Mormon leaders reminded church members Saturday about the importance of performing ceremonial baptisms on dead ancestors who didn't receive the ordinance while alive – a practice unique to the faith that came under fire in the past from Jews when they discovered Holocaust victims were being baptized.
Henry Eyring told a worldwide audience during a twice-yearly Mormon conference in Salt Lake City that God wants all his children "home again, in families and in glory." He encouraged listeners to use the religion's massive genealogical database to trace their roots.
Ceremonial baptisms occur when a member brings an ancestor's name to a temple. Mormons believe the ritual allows deceased people a way to the afterlife if they choose to accept what they see as an offering of love. The belief that families are sealed for eternity is one of the faith's core tenets.

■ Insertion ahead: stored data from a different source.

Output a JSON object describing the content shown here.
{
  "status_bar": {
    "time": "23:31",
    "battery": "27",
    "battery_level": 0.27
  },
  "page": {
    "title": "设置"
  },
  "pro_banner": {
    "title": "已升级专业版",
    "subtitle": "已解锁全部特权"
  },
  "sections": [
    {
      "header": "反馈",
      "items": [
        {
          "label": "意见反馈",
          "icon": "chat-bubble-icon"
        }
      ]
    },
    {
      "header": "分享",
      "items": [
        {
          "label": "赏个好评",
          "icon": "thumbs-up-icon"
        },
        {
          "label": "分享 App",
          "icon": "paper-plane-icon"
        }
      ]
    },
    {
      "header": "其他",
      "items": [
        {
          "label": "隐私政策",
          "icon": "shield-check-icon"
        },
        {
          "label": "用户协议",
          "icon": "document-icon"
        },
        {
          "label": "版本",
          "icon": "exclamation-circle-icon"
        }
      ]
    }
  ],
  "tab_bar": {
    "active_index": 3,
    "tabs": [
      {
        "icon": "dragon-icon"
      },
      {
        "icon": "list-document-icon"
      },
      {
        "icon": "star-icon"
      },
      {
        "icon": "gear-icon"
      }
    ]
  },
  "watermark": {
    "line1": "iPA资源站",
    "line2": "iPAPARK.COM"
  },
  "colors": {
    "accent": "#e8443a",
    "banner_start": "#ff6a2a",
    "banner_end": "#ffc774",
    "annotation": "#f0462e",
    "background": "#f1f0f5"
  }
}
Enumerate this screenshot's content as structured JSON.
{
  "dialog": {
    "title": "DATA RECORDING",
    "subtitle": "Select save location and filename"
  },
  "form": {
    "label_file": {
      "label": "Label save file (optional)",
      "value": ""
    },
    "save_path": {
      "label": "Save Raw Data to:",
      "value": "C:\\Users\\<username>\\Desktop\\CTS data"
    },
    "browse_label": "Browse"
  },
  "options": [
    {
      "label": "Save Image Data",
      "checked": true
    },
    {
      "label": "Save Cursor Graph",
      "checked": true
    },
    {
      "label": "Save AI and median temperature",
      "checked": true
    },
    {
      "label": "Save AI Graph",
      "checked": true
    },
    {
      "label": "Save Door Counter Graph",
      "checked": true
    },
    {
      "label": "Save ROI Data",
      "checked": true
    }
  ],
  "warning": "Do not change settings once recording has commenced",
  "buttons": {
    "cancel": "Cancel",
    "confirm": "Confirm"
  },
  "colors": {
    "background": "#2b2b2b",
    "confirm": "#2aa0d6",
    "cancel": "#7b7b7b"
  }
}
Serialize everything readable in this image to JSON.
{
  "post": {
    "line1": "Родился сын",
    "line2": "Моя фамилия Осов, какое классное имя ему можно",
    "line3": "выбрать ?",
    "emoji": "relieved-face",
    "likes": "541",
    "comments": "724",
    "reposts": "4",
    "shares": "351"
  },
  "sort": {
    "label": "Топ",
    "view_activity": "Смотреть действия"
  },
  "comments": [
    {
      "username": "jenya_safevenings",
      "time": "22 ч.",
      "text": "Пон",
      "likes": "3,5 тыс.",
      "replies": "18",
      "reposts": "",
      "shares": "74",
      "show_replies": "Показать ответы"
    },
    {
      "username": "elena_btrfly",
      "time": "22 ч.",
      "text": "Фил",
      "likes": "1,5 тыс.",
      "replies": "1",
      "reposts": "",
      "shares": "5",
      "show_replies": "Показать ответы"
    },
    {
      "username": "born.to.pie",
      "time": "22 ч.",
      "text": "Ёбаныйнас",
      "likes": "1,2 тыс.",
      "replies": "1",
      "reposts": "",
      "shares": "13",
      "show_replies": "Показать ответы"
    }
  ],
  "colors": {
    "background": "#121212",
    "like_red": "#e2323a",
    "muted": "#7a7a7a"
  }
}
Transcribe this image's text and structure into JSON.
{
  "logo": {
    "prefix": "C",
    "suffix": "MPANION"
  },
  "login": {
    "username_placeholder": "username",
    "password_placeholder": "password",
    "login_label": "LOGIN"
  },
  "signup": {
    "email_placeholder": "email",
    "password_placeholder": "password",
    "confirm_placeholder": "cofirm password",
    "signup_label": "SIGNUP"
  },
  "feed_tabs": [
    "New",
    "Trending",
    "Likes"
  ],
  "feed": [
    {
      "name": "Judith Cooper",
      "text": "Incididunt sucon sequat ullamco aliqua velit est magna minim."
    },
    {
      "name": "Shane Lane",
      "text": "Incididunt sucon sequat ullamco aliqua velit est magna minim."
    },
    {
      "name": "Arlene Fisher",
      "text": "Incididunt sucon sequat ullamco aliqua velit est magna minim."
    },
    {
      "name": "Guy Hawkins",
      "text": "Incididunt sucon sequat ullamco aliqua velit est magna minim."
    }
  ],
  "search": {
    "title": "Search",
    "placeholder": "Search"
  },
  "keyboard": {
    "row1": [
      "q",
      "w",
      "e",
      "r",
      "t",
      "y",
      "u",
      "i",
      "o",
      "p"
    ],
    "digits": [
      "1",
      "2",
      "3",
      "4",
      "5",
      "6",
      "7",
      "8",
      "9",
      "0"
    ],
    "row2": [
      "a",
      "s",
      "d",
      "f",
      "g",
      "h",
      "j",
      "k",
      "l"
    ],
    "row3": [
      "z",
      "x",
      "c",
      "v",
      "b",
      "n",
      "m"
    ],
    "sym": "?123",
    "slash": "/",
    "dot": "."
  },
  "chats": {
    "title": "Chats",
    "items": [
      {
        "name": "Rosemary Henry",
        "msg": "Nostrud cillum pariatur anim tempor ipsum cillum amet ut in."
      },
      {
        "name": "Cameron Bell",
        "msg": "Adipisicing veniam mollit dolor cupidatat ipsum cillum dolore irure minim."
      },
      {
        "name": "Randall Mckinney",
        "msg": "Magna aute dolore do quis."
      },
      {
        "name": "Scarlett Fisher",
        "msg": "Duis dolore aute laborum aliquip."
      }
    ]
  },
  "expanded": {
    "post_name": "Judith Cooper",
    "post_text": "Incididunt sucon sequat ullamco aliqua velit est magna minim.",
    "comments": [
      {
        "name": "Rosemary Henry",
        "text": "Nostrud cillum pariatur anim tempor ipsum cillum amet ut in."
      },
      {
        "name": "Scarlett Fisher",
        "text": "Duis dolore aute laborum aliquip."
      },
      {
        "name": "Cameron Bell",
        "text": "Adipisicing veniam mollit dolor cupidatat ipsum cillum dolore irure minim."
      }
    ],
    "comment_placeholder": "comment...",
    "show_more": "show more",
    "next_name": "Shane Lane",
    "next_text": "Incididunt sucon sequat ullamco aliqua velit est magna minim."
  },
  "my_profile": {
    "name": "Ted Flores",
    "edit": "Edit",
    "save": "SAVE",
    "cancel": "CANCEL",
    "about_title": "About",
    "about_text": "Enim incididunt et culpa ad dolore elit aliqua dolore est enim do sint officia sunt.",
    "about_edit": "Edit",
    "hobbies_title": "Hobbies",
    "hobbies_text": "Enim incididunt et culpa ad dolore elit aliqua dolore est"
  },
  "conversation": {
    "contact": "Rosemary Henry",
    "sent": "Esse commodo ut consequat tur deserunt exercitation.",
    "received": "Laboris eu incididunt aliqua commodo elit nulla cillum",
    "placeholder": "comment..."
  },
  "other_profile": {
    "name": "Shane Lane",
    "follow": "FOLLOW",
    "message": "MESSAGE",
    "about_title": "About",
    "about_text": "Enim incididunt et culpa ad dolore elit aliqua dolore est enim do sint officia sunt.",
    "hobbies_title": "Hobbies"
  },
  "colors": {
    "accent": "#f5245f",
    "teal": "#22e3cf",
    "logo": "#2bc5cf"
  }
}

The practice is becoming more common because young church members have embraced it, said Eyring, a member of a top governing body of The Church of Jesus Christ of Latter-day Saints, called the Quorum of the Twelve Apostles.
"They have learned that this work saves not just the dead; it saves all of us," Eyring said. "There are now many people who have accepted baptism in the spirit world. ... This is the work of our generation."
But ceremonial baptisms offend members of other religions, especially Jews, who became upset years ago when they discovered attempts by Mormons to alter the religion of Holocaust victims. They included Anne Frank, a Jewish teenager forced into hiding in Amsterdam during the Holocaust and killed in a concentration camp.
According to the website MormonLeaks, posthumous baptisms also include Adolf Hitler, Theodor Herzl, Albert Einstein and Yitzhak Rabin.
In the 1990s, after negotiations with Jewish leaders, the church agreed to end the ceremonial baptism of Holocaust victims. After it was revealed that they continued, Mormon leaders in 2012 spoke out against the practice and reminded the public that a virtual firewall was put in the database to block anyone who tried to access the names of people who died in the Holocaust.
Some early Christian groups may have engaged in a similar practice, but the Mormons are the only mainstream Christian faith that currently practices baptisms for the deceased, said Mormon scholar Matthew Bowman, an associate professor of history at Henderson State University.
The "proxy baptisms" also were mentioned Saturday at the conference in a speech by Russell M. Nelson, another member of the Quorum of the Twelve Apostles who is next in line to assume the church presidency. Nelson said Mormons who keep their covenants to Jesus Christ are given "Godly power."
"God's plan provides for those blessings to be extended to ancestors who died without an opportunity to obtain them during their mortal lives," Nelson said.
Mark Bragg, a member of a secondary governing body, applauded the increase in baptisms for the deceased: "We are experiencing great joy and celebration on both sides of the veil."
Their speeches came during the first day of a two-day conference in which leaders implored the faith's 15.8 million members worldwide to be compassionate and devout while avoiding the many temptations of the modern world that can pull them away from their faith.
Nearly 100,000 church members were expected to attend five sessions on Saturday and Sunday. Thousands more around the world will listen to the conference or watch it on television, radio, satellite and internet broadcasts in 90 different languages.
Jeffrey Holland, a long-time member of the Quorum of the Twelve Apostles, said in a speech about inclusivity that there's room in the faith for people of different "sexual attractions" if they love God and honor his commandments.
His remark marked the latest attempt by the faith to foster a climate of empathy for gays and lesbians while the religion still clings to fundamental doctrinal beliefs that homosexuality activity is a sin.
He said there's room in the faith for all types of people, including from different cultures; those from different family structures; and those questioning their faith. Holland also encouraged church members to embrace their uniqueness.
"When we disparage our uniqueness or try to conform to fictitious stereotypes – stereotypes driven by an insatiable consumer culture and idealized beyond any possible realization by social media – we lose the richness of tone and timbre that God intended when he created a world of diversity," Holland said.
Dale Renlund, one of the newest members Quorum of the Twelve Apostles, told church members to guard against being intolerant of others with different opinions.
"We must not be guilty of persecuting anyone inside or outside the church," Renlund said. "Church history gives ample evidence of our members being treated with hatred and bigotry. How ironically sad it would be if we were to treat others as we have been treated."